Uncle Sam means business when it comes to filing federal income tax returns.

Strategy: Don’t take an unrealistic position on your return or fail to file one based on some flimsy reason. The IRS annually targets tax positions and arguments it considers “frivolous.”

The downside to being frivolous is more than just a mere slap on the wrist. You could be hit with a hefty $5,000 penalty (increased from $500 by tax legislation in 2006).

The frivolous positions and arguments specified by the IRS differ slightly from year to year. Its list for the ’08 tax filing season (IRS Notice 2008-14) contains four new entries:

  1. Misinterpreting the Ninth Amendment regarding objections to military spending
  2. Claiming that only persons with a fiduciary relationship to the United States or the IRS owe taxes
  3. Claiming a “Mariner’s Tax Deduction” relating to deductions for meals
  4. Misusing or excessive use of Sec. 6421 fuels credit (gasoline used for off-highway business).

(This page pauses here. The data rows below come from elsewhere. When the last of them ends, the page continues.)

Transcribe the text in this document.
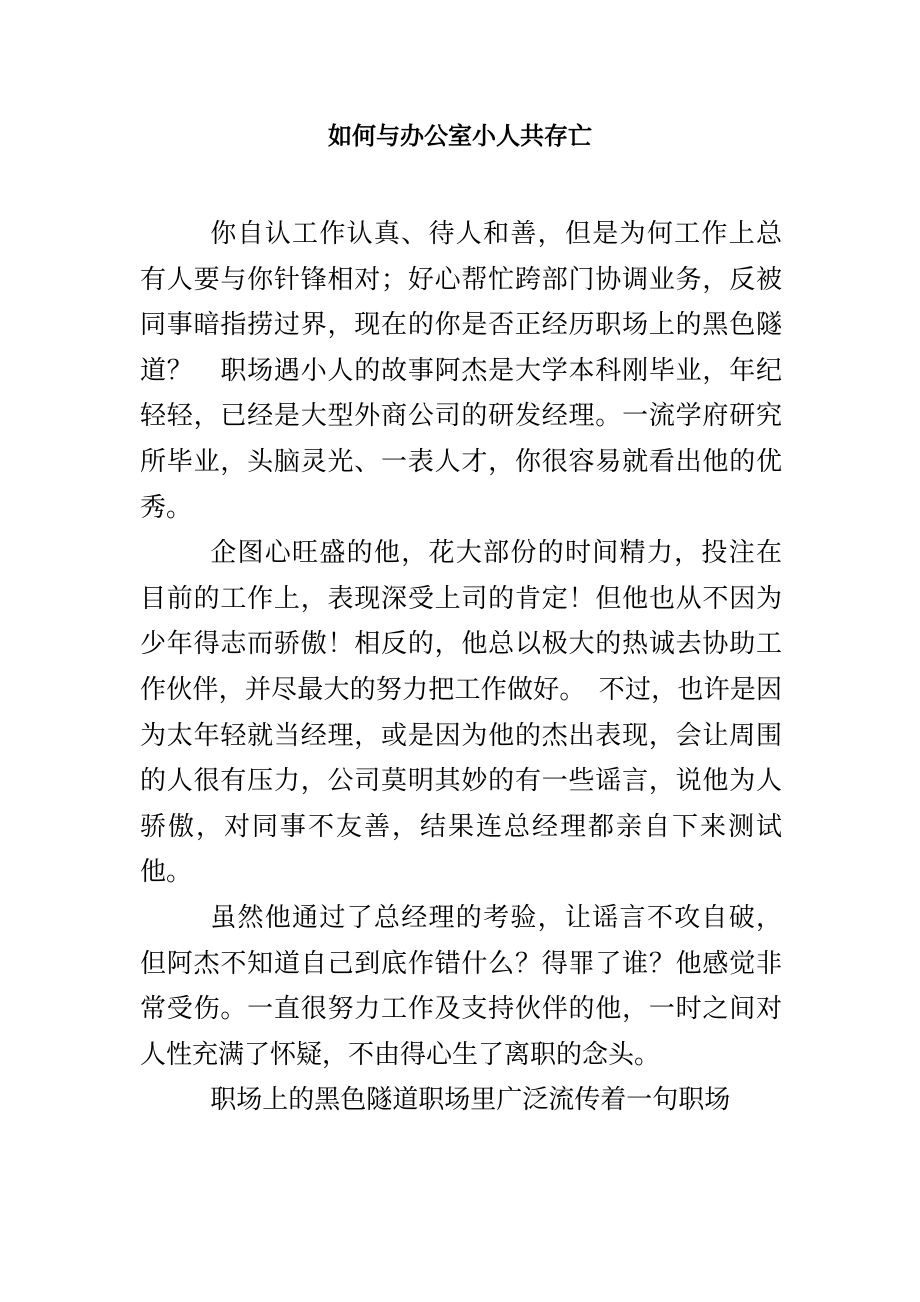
如何与办公室小人共存亡

你自认工作认真、待人和善，但是为何工作上总有人要与你针锋相对；好心帮忙跨部门协调业务，反被同事暗指捞过界，现在的你是否正经历职场上的黑色隧道？　职场遇小人的故事阿杰是大学本科刚毕业，年纪轻轻，已经是大型外商公司的研发经理。一流学府研究所毕业，头脑灵光、一表人才，你很容易就看出他的优秀。

企图心旺盛的他，花大部份的时间精力，投注在目前的工作上，表现深受上司的肯定！但他也从不因为少年得志而骄傲！相反的，他总以极大的热诚去协助工作伙伴，并尽最大的努力把工作做好。　不过，也许是因为太年轻就当经理，或是因为他的杰出表现，会让周围的人很有压力，公司莫明其妙的有一些谣言，说他为人骄傲，对同事不友善，结果连总经理都亲自下来测试他。

虽然他通过了总经理的考验，让谣言不攻自破，但阿杰不知道自己到底作错什么？得罪了谁？他感觉非常受伤。一直很努力工作及支持伙伴的他，一时之间对人性充满了怀疑，不由得心生了离职的念头。

职场上的黑色隧道职场里广泛流传着一句职场
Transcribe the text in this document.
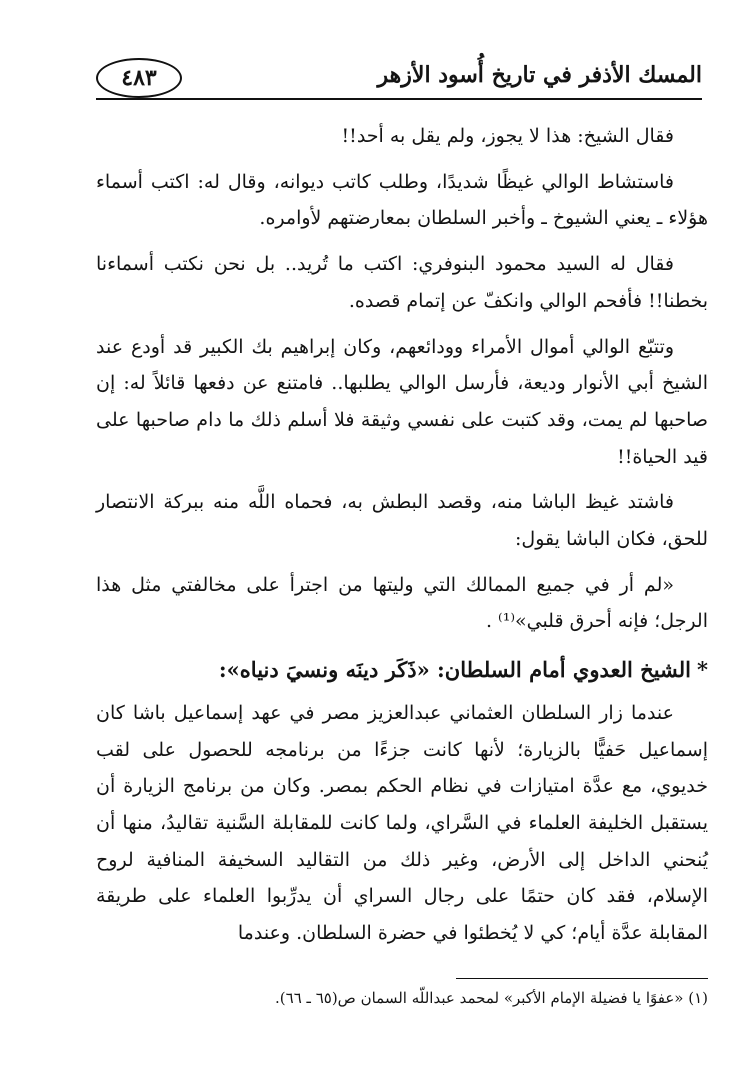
المسك الأذفر في تاريخ أُسود الأزهر
٤٨٣

فقال الشيخ: هذا لا يجوز، ولم يقل به أحد!!

فاستشاط الوالي غيظًا شديدًا، وطلب كاتب ديوانه، وقال له: اكتب أسماء هؤلاء ـ يعني الشيوخ ـ وأخبر السلطان بمعارضتهم لأوامره.

فقال له السيد محمود البنوفري: اكتب ما تُريد.. بل نحن نكتب أسماءنا بخطنا!! فأفحم الوالي وانكفّ عن إتمام قصده.

وتتبّع الوالي أموال الأمراء وودائعهم، وكان إبراهيم بك الكبير قد أودع عند الشيخ أبي الأنوار وديعة، فأرسل الوالي يطلبها.. فامتنع عن دفعها قائلاً له: إن صاحبها لم يمت، وقد كتبت على نفسي وثيقة فلا أسلم ذلك ما دام صاحبها على قيد الحياة!!

فاشتد غيظ الباشا منه، وقصد البطش به، فحماه اللَّه منه ببركة الانتصار للحق، فكان الباشا يقول:

«لم أر في جميع الممالك التي وليتها من اجترأ على مخالفتي مثل هذا الرجل؛ فإنه أحرق قلبي»⁽¹⁾ .

*الشيخ العدوي أمام السلطان: «ذَكَر دينَه ونسيَ دنياه»:

عندما زار السلطان العثماني عبدالعزيز مصر في عهد إسماعيل باشا كان إسماعيل حَفيًّا بالزيارة؛ لأنها كانت جزءًا من برنامجه للحصول على لقب خديوي، مع عدَّة امتيازات في نظام الحكم بمصر. وكان من برنامج الزيارة أن يستقبل الخليفة العلماء في السَّراي، ولما كانت للمقابلة السَّنية تقاليدُ، منها أن يُنحني الداخل إلى الأرض، وغير ذلك من التقاليد السخيفة المنافية لروح الإسلام، فقد كان حتمًا على رجال السراي أن يدرِّبوا العلماء على طريقة المقابلة عدَّة أيام؛ كي لا يُخطئوا في حضرة السلطان. وعندما

(١) «عفوًا يا فضيلة الإمام الأكبر» لمحمد عبداللّه السمان ص(٦٥ ـ ٦٦).
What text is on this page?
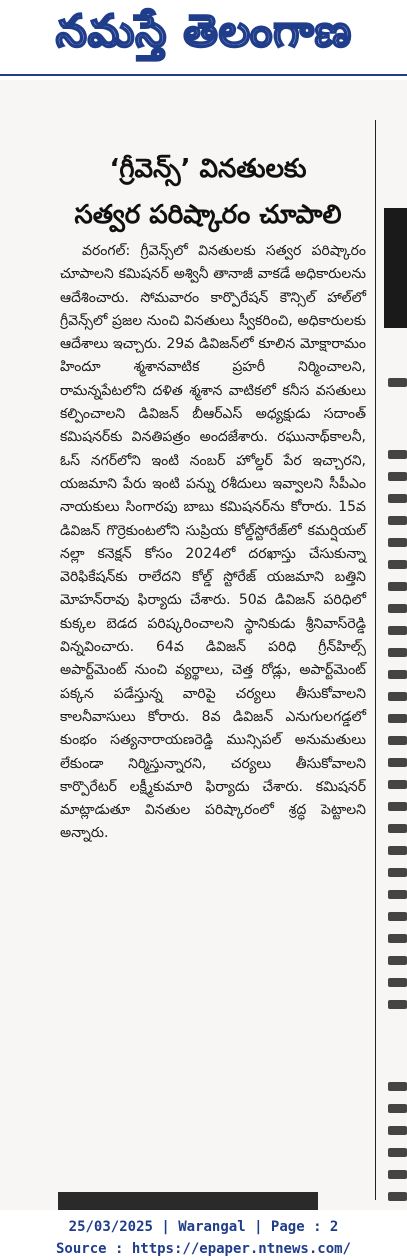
నమస్తే తెలంగాణ
‘గ్రీవెన్స్‌’ వినతులకు
సత్వర పరిష్కారం చూపాలి
వరంగల్‌: గ్రీవెన్స్‌లో వినతులకు సత్వర పరిష్కారం చూపాలని కమిషనర్‌ అశ్వినీ తానాజీ వాకడే అధికారులను ఆదేశించారు. సోమవారం కార్పొరేషన్‌ కౌన్సిల్‌ హాల్‌లో గ్రీవెన్స్‌లో ప్రజల నుంచి వినతులు స్వీకరించి, అధికారులకు ఆదేశాలు ఇచ్చారు. 29వ డివిజన్‌లో కూలిన మోక్షారామం హిందూ శ్మశానవాటిక ప్రహరీ నిర్మించాలని, రామన్నపేటలోని దళిత శ్మశాన వాటికలో కనీస వసతులు కల్పించాలని డివిజన్‌ బీఆర్‌ఎస్‌ అధ్యక్షుడు సదాంత్‌ కమిషనర్‌కు వినతిపత్రం అందజేశారు. రఘునాథ్‌కాలనీ, ఓస్‌ నగర్‌లోని ఇంటి నంబర్‌ హోల్డర్‌ పేర ఇచ్చారని, యజమాని పేరు ఇంటి పన్ను రశీదులు ఇవ్వాలని సీపీఎం నాయకులు సింగారపు బాబు కమిషనర్‌ను కోరారు. 15వ డివిజన్‌ గొర్రెకుంటలోని సుప్రియ కోల్డ్‌స్టోరేజ్‌లో కమర్షియల్‌ నల్లా కనెక్షన్‌ కోసం 2024లో దరఖాస్తు చేసుకున్నా వెరిఫికేషన్‌కు రాలేదని కోల్డ్‌ స్టోరేజ్‌ యజమాని బత్తిని మోహన్‌రావు ఫిర్యాదు చేశారు. 50వ డివిజన్‌ పరిధిలో కుక్కల బెడద పరిష్కరించాలని స్థానికుడు శ్రీనివాస్‌రెడ్డి విన్నవించారు. 64వ డివిజన్‌ పరిధి గ్రీన్‌హిల్స్‌ అపార్ట్‌మెంట్‌ నుంచి వ్యర్థాలు, చెత్త రోడ్లు, అపార్ట్‌మెంట్‌ పక్కన పడేస్తున్న వారిపై చర్యలు తీసుకోవాలని కాలనీవాసులు కోరారు. 8వ డివిజన్‌ ఎనుగులగడ్డలో కుంభం సత్యనారాయణరెడ్డి మున్సిపల్‌ అనుమతులు లేకుండా నిర్మిస్తున్నారని, చర్యలు తీసుకోవాలని కార్పొరేటర్‌ లక్ష్మీకుమారి ఫిర్యాదు చేశారు. కమిషనర్‌ మాట్లాడుతూ వినతుల పరిష్కారంలో శ్రద్ధ పెట్టాలని అన్నారు.
25/03/2025 | Warangal | Page : 2
Source : https://epaper.ntnews.com/
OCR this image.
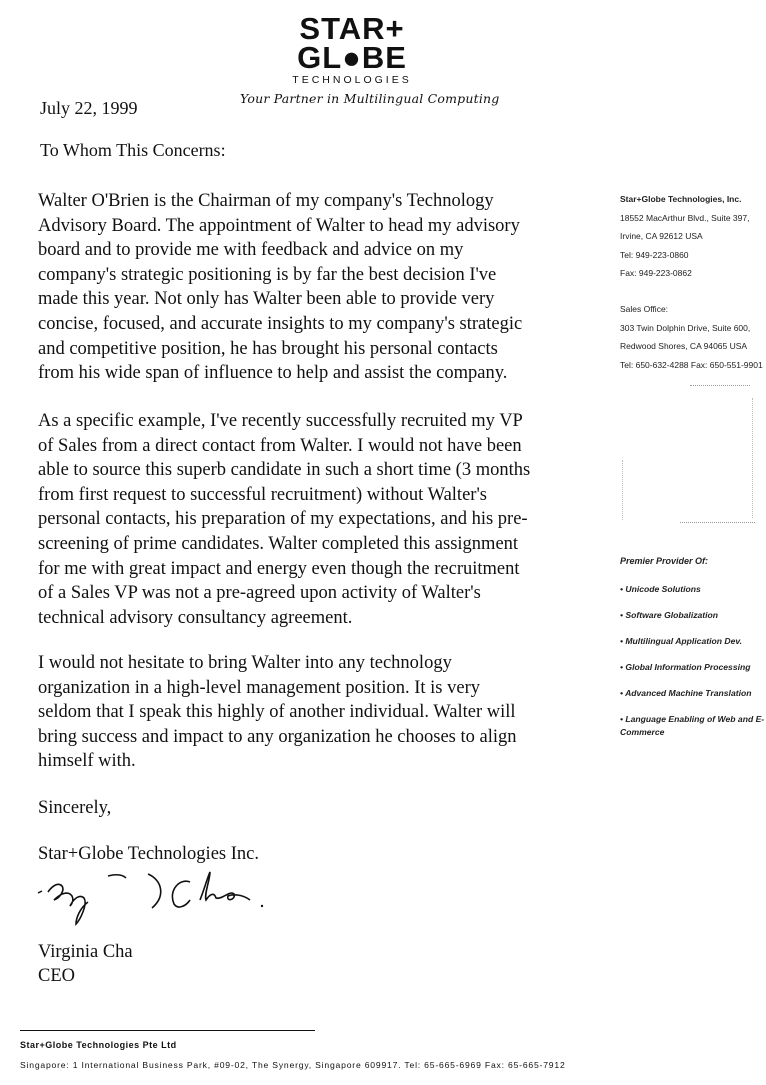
STAR+
GL●BE
TECHNOLOGIES
Your Partner in Multilingual Computing
July 22, 1999
To Whom This Concerns:

Walter O'Brien is the Chairman of my company's Technology
Advisory Board. The appointment of Walter to head my advisory
board and to provide me with feedback and advice on my
company's strategic positioning is by far the best decision I've
made this year. Not only has Walter been able to provide very
concise, focused, and accurate insights to my company's strategic
and competitive position, he has brought his personal contacts
from his wide span of influence to help and assist the company.

As a specific example, I've recently successfully recruited my VP
of Sales from a direct contact from Walter. I would not have been
able to source this superb candidate in such a short time (3 months
from first request to successful recruitment) without Walter's
personal contacts, his preparation of my expectations, and his pre-
screening of prime candidates. Walter completed this assignment
for me with great impact and energy even though the recruitment
of a Sales VP was not a pre-agreed upon activity of Walter's
technical advisory consultancy agreement.

I would not hesitate to bring Walter into any technology
organization in a high-level management position. It is very
seldom that I speak this highly of another individual. Walter will
bring success and impact to any organization he chooses to align
himself with.

Sincerely,
Star+Globe Technologies Inc.
Virginia Cha
CEO
Star+Globe Technologies, Inc.
18552 MacArthur Blvd., Suite 397,
Irvine, CA 92612 USA
Tel: 949-223-0860
Fax: 949-223-0862
Sales Office:
303 Twin Dolphin Drive, Suite 600,
Redwood Shores, CA 94065 USA
Tel: 650-632-4288 Fax: 650-551-9901
Premier Provider Of:
• Unicode Solutions
• Software Globalization
• Multilingual Application Dev.
• Global Information Processing
• Advanced Machine Translation
• Language Enabling of Web and E-Commerce
Star+Globe Technologies Pte Ltd
Singapore: 1 International Business Park, #09-02, The Synergy, Singapore 609917. Tel: 65-665-6969 Fax: 65-665-7912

The latest list also covers some long-time favorites, including:

  • The Internal Revenue Code is not law or that its provisions are ineffective or inoperative.
  • Compliance with the internal revenue laws is voluntary or optional and is not required by law.
  • A taxpayer’s income is excluded from taxation when the taxpayer rejects or renounces his or her U.S. citizenship because the taxpayer is a citizen of another country.
  • Wages, tips and other compensation received for the performance of personal services are not taxable income.
  • U.S. citizens and residents are not subject to tax on their wages or other income derived from sources within the United States, as only foreign based income received by nonresident aliens and foreign corporations from sources within the United States is taxable.
  • A taxpayer has been untaxed, detaxed, removed or redeemed from the federal tax system although the taxpayer remains a U.S. citizen.
  • Only certain types of taxpayers (e.g., government employees) are subject to income and employment taxes.
  • Only certain types of income (e.g., income resulting from the sale of alcohol, tobacco or firearms) are taxable.
  • Federal income taxes are unconstitutional or a taxpayer has a constitutional right not to comply with the federal tax laws.
  • A taxpayer is not a “person” within the meaning of the Internal Revenue Code.